Roger Louis was the Guest of Honour at the 2002 OSPA Annual Reunion Luncheon; his address was titled Reflecting on the History of the British Empire. There is
probably no living historian better qualified to reflect on colonial history. Louis is the
editor of the multi-volume Oxford History of the British Empire, professor of English
History at Austin Texas (the Americans invariably say England to mean Britain), and
honorary fellow at St Antony's College, Oxford. His latest huge book is a selection from
his essays and reviews over a forty year period, focusing on the geo-politics of the end of
empire (rather than an economic analysis), with Suez as its centrepiece.

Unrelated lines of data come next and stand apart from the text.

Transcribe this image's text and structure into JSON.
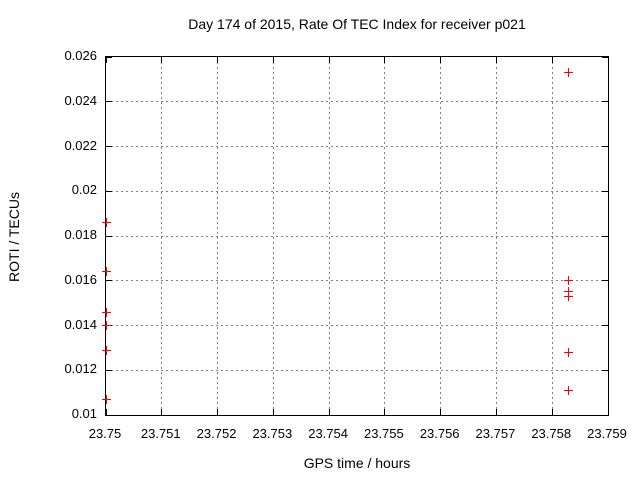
{
  "chart_data": {
    "type": "scatter",
    "title": "Day 174 of 2015, Rate Of TEC Index for receiver p021",
    "xlabel": "GPS time / hours",
    "ylabel": "ROTI / TECUs",
    "xlim": [
      23.75,
      23.759
    ],
    "ylim": [
      0.01,
      0.026
    ],
    "grid": true,
    "legend_position": "none",
    "marker": {
      "shape": "plus",
      "size": 9,
      "color": "#ff0000"
    },
    "colors": {
      "background": "#ffffff",
      "axis": "#000000",
      "grid": "#808080",
      "text": "#000000"
    },
    "xticks": {
      "values": [
        23.75,
        23.751,
        23.752,
        23.753,
        23.754,
        23.755,
        23.756,
        23.757,
        23.758,
        23.759
      ],
      "labels": [
        "23.75",
        "23.751",
        "23.752",
        "23.753",
        "23.754",
        "23.755",
        "23.756",
        "23.757",
        "23.758",
        "23.759"
      ]
    },
    "yticks": {
      "values": [
        0.01,
        0.012,
        0.014,
        0.016,
        0.018,
        0.02,
        0.022,
        0.024,
        0.026
      ],
      "labels": [
        "0.01",
        "0.012",
        "0.014",
        "0.016",
        "0.018",
        "0.02",
        "0.022",
        "0.024",
        "0.026"
      ]
    },
    "series": [
      {
        "name": "ROTI",
        "points": [
          [
            23.75,
            0.0186
          ],
          [
            23.75,
            0.0164
          ],
          [
            23.75,
            0.0146
          ],
          [
            23.75,
            0.014
          ],
          [
            23.75,
            0.0129
          ],
          [
            23.75,
            0.0107
          ],
          [
            23.7583,
            0.0253
          ],
          [
            23.7583,
            0.016
          ],
          [
            23.7583,
            0.0155
          ],
          [
            23.7583,
            0.0153
          ],
          [
            23.7583,
            0.0128
          ],
          [
            23.7583,
            0.0111
          ]
        ]
      }
    ]
  }
}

This is history as seen from the Foreign Office, the Colonial Office, the foreign
ministries of Europe and the State Department. There are scant references to African,
Asian or Arab sources or from Colonial Service members. Louis has spent over four
decades burrowing away in the Public Record Office: no one has a better grasp of
official archival sources. If you were a District Officer, or working with the agricultural
or other technical services, you probably had little idea of the Whitehall shenanigans that
would decide the future of the country you were working in and for. Few of these
eminent mandarins and politicians had any first-hand experience of living and working
in the colonies. But they held enormous sway.
Louis shows us the big picture through judicious use of the small memorandum.
He traces Anglo-French colonial rivalry through the often jaw-dropping casualness of
the politician or bureaucrat. Thus Lewis Harcourt, Colonial Secretary in 1915, is
concerned that the war should lead to advantage for the British Empire; for example he
wanted to acquire Djibouti from the French to consolidate British control of the Red Sea,
in exchange for which (including the New Hebrides) he was prepared to offer "three
fourths of the Cameroons... our half-share of Togoland" - and, depending on the give and
take, "throw in the Gambia". Elsewhere Louis shows the tension between the Foreign
and Colonial Offices - an FO official writes in 1954 "we are having a lot of difficulty in
convincing the Colonial Office that the Communist threat to Africa is as serious as we
believe it to be".
This threat, together with the growth of labour unions, armed struggle, and the
negative economic costs of empire were all part of the 'winds of change'. But Louis
points to the economic and political clout of America as a key reason for the acceleration
of independence. Put simply, we owed America so much, and Roosevelt and Truman were implacably anti-colonial (as well as anti-communist), and in Truman's case pro-
UN. There is a wonderful essay titled Public Enemy Number One: Britain and the
United Nations, which shows how, by the late 50s, Britain's mandarins regarded the UN
as Frankenstein's monster - as does the United States today.
But even as the empire retreated, young men continued to join the Colonial Service:
as one said to me "I knew we were moving to independence, but as a young man in the
1950s, I thought I could play a part in making this happen in a helpful, orderly way". Louis'
magnificent book puts this decent motive in the context of political realities and pressures.
Not the least of Louis' qualities is his independence; a non-British chronicler of
British achievement and muddle. With 34 essays ranging from the Scramble for Africa
to Pax Americana, this is a consistently stimulating book, with many lessons for today.
There is, for instance, an illuminating essay on Iran, Oil and British Imperialism in the
1950s. The 15 acres of the British compound in the centre of Tehran "symbolised
foreign dominance" and the extent of Britain's "informal empire". Something for
Washington's strategists to chew over perhaps.